2 min
Scalable Capital: il 77% degli asset è investito in exchange traded fund, la quota più alta nella UE. E il 90% dei piani di accumulo è costruito su questi strumenti. Nei prossimi dodici mesi si prevedono circa 1,2 milioni di nuovi clienti (+50%)
Non è solo un fenomeno generazionale, ma un vero cambiamento strutturale del modo di allocare e gestire il risparmio. Gli exchange traded fund hanno ormai conquistato gli italiani, tanto che il nostro Paese si colloca tra i principali mercati europei per livello di adozione. I numeri parlano chiaro: sugli asset complessivi, circa due terzi è allocato in ETF e il 90% dei piani di accumulo è costruito su questi strumenti. Il quadro emerge dall’ultima analisi di Scalable Capital, che ha messo sotto esame il comportamento di oltre un milione di clienti. Uno studio quale emerge un’evoluzione delle preferenze di investimento verso soluzioni caratterizzate da diversificazione e costi contenuti, insieme a una crescente attenzione alla costruzione di valore nel lungo periodo.
📰 Leggi anche “ETP, raccolta globale a 212 mld trainata dagli USA“
Italia prima in Europa
Con il 77% degli asset investiti in ETF, l’Italia registra quindi la più alta incidenza in Europa e supera non solo gli altri principali mercati come Francia (62%) e Spagna (60%) ma anche benchmark di riferimento per eccellenza: la Germania, che vanta per questi strumenti un 68% di incidenza sul totale. Il trend conferma dunque la crescente centralità delle soluzioni passive nella costruzione dei portafogli retail ed è destinato ad accelerare ulteriormente: per i prossimi 12 mesi il report People & Money di BlackRock stima infatti l’ingresso sul mercato nostrano di altri 1,2 milioni di nuovi investitori, pari a una crescita del 50% rispetto ai livelli attuali.
Gli ETF piacciono anche agli over 65
I dati di Scalable Capital confermano poi come la diffusione di questi prodotti non sia più un fenomeno generazionale: anche tra gli investitori over 65 la quota di portafoglio allocata supera infatti il 60%. Se infatti a a registrare la maggiore adozione è ancora la fascia 25-34 anni (76%), lo studio sottolinea come l’evidente cambiamento strutturale nei comportamenti di investimento non conosca età.
📰 Leggi anche “ETF, attivi al 20% degli AuM nel 2030 e sempre più digitale“
Più attenzione alla gestione del rischio
All’interno del comparto prevalgono gli ETF ampiamente diversificati, che rappresentano l’83% degli investimenti, a testimonianza di una crescente attenzione alla gestione del rischio e alla costruzione di portafogli resilienti nel tempo. Questo approccio si riflette anche nella diffusione dei piani di accumulo, utilizzati da un investitore su due, con un impiego medio mensile di circa 490 euro. Per gli esperti, si sta insomma consolidando il passaggio da una logica di investimento tattico a strategie disciplinate e orientate al lungo termine.

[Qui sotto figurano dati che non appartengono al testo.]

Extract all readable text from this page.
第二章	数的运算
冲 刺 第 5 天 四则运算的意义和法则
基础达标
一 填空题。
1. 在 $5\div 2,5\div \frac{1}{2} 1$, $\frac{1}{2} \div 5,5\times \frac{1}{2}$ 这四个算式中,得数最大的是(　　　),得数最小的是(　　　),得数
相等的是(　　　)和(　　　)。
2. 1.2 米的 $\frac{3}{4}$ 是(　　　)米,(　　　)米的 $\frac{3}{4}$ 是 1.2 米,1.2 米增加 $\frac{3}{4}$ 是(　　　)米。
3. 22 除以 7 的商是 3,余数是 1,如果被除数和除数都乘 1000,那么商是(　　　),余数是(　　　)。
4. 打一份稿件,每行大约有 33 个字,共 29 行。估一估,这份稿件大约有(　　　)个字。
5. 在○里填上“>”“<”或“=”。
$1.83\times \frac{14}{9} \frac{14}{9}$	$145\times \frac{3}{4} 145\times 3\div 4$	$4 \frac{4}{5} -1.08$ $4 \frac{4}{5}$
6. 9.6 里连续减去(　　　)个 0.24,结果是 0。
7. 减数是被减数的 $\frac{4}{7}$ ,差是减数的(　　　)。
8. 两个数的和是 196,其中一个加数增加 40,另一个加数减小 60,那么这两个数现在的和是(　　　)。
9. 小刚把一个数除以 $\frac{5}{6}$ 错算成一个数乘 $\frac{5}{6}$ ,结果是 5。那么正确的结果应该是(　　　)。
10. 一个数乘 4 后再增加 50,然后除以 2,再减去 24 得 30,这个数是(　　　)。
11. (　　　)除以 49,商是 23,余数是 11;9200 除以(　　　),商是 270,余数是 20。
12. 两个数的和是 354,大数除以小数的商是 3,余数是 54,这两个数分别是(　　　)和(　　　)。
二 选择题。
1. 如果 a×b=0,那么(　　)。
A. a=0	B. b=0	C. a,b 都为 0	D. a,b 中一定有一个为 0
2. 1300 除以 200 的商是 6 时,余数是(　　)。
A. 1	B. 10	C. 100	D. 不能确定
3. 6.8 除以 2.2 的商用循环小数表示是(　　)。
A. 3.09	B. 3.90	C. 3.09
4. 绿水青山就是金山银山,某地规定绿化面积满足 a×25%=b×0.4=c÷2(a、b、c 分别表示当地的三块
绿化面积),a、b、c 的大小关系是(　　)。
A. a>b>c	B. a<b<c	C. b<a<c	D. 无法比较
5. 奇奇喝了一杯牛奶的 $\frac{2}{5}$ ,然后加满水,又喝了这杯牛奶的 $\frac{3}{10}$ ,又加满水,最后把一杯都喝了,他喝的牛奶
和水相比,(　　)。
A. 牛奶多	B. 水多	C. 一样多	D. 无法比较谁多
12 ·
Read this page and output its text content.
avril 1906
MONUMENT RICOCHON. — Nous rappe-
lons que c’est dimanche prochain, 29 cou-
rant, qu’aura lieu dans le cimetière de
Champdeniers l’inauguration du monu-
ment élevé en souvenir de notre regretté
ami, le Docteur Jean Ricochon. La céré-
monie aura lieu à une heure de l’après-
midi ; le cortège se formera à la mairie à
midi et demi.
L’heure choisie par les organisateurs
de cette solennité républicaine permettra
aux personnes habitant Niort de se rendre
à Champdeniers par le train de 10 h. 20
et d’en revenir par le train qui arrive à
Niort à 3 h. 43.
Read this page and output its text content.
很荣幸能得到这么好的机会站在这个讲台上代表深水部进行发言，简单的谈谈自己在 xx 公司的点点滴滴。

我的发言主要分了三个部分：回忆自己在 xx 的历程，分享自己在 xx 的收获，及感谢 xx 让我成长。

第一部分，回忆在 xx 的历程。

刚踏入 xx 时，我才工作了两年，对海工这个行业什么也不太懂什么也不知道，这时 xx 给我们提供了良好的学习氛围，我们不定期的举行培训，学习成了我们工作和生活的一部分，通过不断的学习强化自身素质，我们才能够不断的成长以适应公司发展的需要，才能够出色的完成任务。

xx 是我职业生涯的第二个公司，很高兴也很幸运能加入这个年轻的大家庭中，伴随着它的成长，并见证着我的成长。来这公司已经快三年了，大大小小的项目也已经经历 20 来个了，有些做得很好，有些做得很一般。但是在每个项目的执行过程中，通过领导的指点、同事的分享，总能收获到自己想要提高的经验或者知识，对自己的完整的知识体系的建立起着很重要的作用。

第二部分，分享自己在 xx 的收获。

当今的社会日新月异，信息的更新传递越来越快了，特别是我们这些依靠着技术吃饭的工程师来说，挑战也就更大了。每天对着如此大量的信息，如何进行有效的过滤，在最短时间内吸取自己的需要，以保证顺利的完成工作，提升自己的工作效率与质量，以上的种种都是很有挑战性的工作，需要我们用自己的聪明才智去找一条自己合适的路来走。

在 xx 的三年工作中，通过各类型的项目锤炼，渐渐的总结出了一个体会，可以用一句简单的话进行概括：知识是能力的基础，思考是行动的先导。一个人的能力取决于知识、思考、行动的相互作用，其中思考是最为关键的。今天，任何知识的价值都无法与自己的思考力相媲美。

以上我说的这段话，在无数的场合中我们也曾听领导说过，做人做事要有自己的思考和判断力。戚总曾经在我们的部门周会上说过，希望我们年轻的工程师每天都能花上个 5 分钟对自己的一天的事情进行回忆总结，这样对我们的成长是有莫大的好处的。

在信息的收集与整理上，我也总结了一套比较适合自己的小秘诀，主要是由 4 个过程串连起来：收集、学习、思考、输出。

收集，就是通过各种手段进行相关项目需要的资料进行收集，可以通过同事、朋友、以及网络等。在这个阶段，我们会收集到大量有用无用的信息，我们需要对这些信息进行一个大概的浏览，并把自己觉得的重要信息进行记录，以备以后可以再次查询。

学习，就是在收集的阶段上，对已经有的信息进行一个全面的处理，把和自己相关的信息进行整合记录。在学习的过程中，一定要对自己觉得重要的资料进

Il ruolo della previdenza complementare
“Gli exchange traded fund sono diventati il punto di riferimento per l’investimento retail in Europa grazie alla loro capacità di offrire accesso trasparente ed efficiente ai mercati globali”, osserva il country manager Italia di Scalable Capital Alessandro Saldutti. Per questo, a suo parere, non deve stupire se la Germania abbia scelto di includere ETF e fondi nella riforma del proprio sistema di previdenza complementare per favorire una maggiore esposizione ai mercati. “Questa evoluzione rappresenta un passaggio chiave per il sistema europeo del risparmio”, conclude, “contribuendo a rafforzare la capacità di generare valore nel lungo periodo e sostenere la crescita dell’economia reale”.